Cyber and Information Security Audit Manager

Job Summary:
The Cyber and Information Security Audit Manager is responsible for supporting the Head of the CISA Unit in providing independent and objective assurance over the Bank’s cyber and information security governance, risk management, and control environment. The role ensures that cyber and information security risks are adequately identified, assessed, audited, and reported in line with regulatory requirements, international standards, and the Bank’s risk-based audit methodology.

Key Responsibilities:

• Develop and execute risk-based audit plans covering cyber security, IT infrastructure, applications, and data security.
• Conduct audits of information security governance, network security, cloud environments, digital banking platforms, and emerging technologies.
• Evaluate compliance with regulatory requirements, industry standards, and internal policies.
• Assess vulnerability management, incident response processes, and disaster recovery frameworks.
• Review user access management controls and privileged access monitoring.
• Identify control gaps and provide practical, risk-based recommendations.
• Prepare comprehensive audit reports 
• Follow up on implementation of agreed audit recommendations.
• Provide advisory support on new systems, digital initiatives, and IT projects.

Qualifications & Experience:

Academic Qualifications

• Bachelor’s degree in Information Technology, Computer Science, Information Systems, Engineering, or a related discipline.

Professional Certifications (At least one required; multiple preferred)
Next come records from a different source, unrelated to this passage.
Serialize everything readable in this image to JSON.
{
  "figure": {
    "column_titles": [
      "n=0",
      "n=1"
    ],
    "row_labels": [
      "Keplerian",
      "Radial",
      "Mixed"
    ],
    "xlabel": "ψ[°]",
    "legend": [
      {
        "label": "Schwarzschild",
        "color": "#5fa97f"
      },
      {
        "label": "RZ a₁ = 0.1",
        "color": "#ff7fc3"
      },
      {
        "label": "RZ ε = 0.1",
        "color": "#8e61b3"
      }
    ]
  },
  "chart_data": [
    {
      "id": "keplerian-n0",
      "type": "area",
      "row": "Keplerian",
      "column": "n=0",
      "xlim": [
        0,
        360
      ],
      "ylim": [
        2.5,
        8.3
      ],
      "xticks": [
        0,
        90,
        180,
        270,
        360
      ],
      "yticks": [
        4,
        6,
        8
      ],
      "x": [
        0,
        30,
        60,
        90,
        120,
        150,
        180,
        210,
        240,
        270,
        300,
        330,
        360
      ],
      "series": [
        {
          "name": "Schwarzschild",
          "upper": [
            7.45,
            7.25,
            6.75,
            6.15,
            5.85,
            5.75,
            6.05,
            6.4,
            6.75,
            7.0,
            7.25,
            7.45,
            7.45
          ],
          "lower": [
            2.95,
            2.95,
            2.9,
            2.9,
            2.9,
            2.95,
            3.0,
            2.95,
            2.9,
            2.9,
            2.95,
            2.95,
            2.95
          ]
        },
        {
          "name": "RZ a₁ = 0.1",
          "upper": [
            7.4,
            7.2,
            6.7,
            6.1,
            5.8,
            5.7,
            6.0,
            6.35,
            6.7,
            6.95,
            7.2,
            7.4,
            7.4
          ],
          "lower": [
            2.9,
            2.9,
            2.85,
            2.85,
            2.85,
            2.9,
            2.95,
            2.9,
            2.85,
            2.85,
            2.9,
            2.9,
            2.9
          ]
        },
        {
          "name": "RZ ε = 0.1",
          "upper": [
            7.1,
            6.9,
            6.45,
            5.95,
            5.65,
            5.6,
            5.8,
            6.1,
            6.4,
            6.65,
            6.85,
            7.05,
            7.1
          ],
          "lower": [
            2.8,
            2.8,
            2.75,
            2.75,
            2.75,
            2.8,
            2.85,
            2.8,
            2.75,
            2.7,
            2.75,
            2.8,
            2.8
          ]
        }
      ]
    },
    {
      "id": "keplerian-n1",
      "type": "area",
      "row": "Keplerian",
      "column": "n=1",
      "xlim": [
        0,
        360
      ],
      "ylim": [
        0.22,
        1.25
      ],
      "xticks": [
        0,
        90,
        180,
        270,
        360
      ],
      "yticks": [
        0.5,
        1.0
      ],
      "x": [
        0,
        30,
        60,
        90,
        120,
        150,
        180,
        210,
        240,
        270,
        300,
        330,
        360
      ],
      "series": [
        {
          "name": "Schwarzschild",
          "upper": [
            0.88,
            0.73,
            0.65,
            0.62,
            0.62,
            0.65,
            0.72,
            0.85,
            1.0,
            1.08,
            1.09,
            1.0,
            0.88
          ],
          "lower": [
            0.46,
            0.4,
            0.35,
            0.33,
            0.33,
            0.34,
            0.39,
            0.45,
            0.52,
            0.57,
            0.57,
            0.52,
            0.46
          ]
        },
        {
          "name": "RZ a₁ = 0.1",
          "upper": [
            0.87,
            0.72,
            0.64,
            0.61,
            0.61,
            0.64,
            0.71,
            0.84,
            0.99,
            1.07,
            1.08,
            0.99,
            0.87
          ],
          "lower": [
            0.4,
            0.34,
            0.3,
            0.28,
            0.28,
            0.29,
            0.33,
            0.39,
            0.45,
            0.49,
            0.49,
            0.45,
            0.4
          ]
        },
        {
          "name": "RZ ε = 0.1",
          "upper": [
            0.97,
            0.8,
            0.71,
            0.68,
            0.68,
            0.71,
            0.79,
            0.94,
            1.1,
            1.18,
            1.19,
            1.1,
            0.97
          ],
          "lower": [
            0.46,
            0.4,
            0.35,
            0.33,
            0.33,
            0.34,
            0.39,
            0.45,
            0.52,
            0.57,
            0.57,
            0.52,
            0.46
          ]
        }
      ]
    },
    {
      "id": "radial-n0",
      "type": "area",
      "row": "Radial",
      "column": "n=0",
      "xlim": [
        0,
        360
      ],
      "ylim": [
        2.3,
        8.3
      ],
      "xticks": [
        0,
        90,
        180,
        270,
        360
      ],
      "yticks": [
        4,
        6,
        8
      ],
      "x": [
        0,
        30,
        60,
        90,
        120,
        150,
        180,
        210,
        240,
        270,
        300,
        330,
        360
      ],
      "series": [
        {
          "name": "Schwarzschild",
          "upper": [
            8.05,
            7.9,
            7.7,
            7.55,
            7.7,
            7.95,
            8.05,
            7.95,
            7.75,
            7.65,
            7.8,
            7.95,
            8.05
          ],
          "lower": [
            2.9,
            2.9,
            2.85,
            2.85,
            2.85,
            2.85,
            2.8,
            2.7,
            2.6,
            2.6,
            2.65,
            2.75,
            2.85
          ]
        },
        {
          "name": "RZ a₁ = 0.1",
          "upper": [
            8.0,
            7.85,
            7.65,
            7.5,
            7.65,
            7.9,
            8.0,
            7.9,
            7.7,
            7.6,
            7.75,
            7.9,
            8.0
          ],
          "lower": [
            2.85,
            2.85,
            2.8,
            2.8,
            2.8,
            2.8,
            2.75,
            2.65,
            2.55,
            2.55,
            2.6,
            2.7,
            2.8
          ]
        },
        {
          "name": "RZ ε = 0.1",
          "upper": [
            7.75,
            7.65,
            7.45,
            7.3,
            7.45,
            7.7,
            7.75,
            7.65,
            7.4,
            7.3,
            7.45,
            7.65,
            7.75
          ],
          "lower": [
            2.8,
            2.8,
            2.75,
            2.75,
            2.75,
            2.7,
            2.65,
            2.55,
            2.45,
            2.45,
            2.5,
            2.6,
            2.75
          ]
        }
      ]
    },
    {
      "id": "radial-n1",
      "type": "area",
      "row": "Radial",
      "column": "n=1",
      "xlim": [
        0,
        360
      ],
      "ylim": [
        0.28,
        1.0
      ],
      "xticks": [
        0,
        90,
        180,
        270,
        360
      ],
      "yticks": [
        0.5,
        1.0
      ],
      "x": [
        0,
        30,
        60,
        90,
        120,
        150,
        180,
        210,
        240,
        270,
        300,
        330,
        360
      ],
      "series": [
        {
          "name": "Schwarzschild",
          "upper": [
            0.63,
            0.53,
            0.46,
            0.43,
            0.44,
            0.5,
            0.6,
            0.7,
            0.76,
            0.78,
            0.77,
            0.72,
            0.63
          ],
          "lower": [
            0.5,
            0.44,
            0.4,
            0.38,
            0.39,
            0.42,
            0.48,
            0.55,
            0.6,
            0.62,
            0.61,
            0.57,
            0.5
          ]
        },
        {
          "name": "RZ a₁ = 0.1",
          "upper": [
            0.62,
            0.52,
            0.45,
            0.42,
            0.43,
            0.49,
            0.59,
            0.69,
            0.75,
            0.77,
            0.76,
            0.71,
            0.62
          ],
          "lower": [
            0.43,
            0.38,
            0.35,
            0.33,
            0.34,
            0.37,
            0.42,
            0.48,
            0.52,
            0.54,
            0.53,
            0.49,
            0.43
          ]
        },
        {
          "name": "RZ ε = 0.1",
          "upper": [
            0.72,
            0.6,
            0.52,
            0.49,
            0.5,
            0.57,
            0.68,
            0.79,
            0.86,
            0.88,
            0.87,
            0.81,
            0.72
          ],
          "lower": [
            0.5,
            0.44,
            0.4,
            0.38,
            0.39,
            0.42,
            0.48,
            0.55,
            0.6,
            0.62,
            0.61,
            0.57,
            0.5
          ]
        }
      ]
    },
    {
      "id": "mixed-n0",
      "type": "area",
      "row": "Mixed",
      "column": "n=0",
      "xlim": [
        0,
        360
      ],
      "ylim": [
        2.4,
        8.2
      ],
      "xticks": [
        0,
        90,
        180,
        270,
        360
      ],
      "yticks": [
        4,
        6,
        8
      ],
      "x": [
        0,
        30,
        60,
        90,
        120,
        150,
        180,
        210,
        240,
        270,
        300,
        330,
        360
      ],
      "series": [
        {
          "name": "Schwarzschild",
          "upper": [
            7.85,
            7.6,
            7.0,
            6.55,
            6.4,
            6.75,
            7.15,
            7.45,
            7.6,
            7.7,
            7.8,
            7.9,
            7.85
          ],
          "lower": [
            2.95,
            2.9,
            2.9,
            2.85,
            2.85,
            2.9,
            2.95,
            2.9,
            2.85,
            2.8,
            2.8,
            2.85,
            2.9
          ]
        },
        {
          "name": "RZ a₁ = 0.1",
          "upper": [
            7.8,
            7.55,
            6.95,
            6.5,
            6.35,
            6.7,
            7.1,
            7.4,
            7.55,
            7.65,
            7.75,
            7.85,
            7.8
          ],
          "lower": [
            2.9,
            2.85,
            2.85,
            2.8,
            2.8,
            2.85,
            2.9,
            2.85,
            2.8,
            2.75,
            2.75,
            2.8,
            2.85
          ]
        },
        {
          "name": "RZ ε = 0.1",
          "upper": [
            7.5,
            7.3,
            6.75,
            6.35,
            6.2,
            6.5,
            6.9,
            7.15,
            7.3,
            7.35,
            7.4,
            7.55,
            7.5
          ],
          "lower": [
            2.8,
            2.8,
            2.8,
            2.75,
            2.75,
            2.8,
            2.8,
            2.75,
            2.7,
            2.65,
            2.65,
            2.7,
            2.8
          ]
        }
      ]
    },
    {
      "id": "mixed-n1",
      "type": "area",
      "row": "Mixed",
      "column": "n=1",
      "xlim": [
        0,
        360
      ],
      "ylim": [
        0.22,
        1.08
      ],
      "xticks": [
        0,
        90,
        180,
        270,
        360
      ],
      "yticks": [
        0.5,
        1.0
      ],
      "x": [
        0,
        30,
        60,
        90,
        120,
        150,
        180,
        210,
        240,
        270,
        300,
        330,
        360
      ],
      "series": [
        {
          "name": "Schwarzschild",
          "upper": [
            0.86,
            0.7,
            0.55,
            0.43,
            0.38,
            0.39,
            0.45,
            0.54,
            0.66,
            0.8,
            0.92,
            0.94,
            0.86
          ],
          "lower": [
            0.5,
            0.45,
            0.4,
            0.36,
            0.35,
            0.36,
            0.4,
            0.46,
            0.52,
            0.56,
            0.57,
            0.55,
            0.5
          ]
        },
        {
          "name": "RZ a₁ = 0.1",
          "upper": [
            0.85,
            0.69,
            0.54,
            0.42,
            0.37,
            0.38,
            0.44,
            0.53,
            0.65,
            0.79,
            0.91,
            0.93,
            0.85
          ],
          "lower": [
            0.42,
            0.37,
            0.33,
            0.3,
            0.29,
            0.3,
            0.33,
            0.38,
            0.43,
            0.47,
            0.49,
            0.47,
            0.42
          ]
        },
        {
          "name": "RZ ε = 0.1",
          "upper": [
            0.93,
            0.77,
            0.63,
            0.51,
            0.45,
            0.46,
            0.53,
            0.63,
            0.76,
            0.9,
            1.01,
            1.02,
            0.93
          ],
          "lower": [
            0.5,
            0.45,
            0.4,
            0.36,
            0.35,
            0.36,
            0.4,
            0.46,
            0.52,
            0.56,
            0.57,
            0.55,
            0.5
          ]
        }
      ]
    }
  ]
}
• Certified Information Systems Auditor (CISA)
• Certified Information Security Manager (CISM)
• Certified in Risk and Information Systems Control (CRISC)
• Certified Information Systems Security Professional (CISSP)
• ISO/IEC 27001 Lead Auditor or Lead Implementer

Experience

• Minimum of five (5) years’ relevant experience in IT audit, cyber security, or information security.
• At least two (2) years’ experience in a supervisory or team leadership role.
• Prior experience within the banking or financial services sector is an advantage.

Knowledge Requirements

• Strong knowledge of cyber and information security risks, controls, and governance frameworks.
• In-depth understanding of banking IT environments and core banking systems.
• Working knowledge of relevant laws, regulations, and directives governing cyber and information security.
• Familiarity with risk management, business continuity, disaster recovery, and third-party risk management.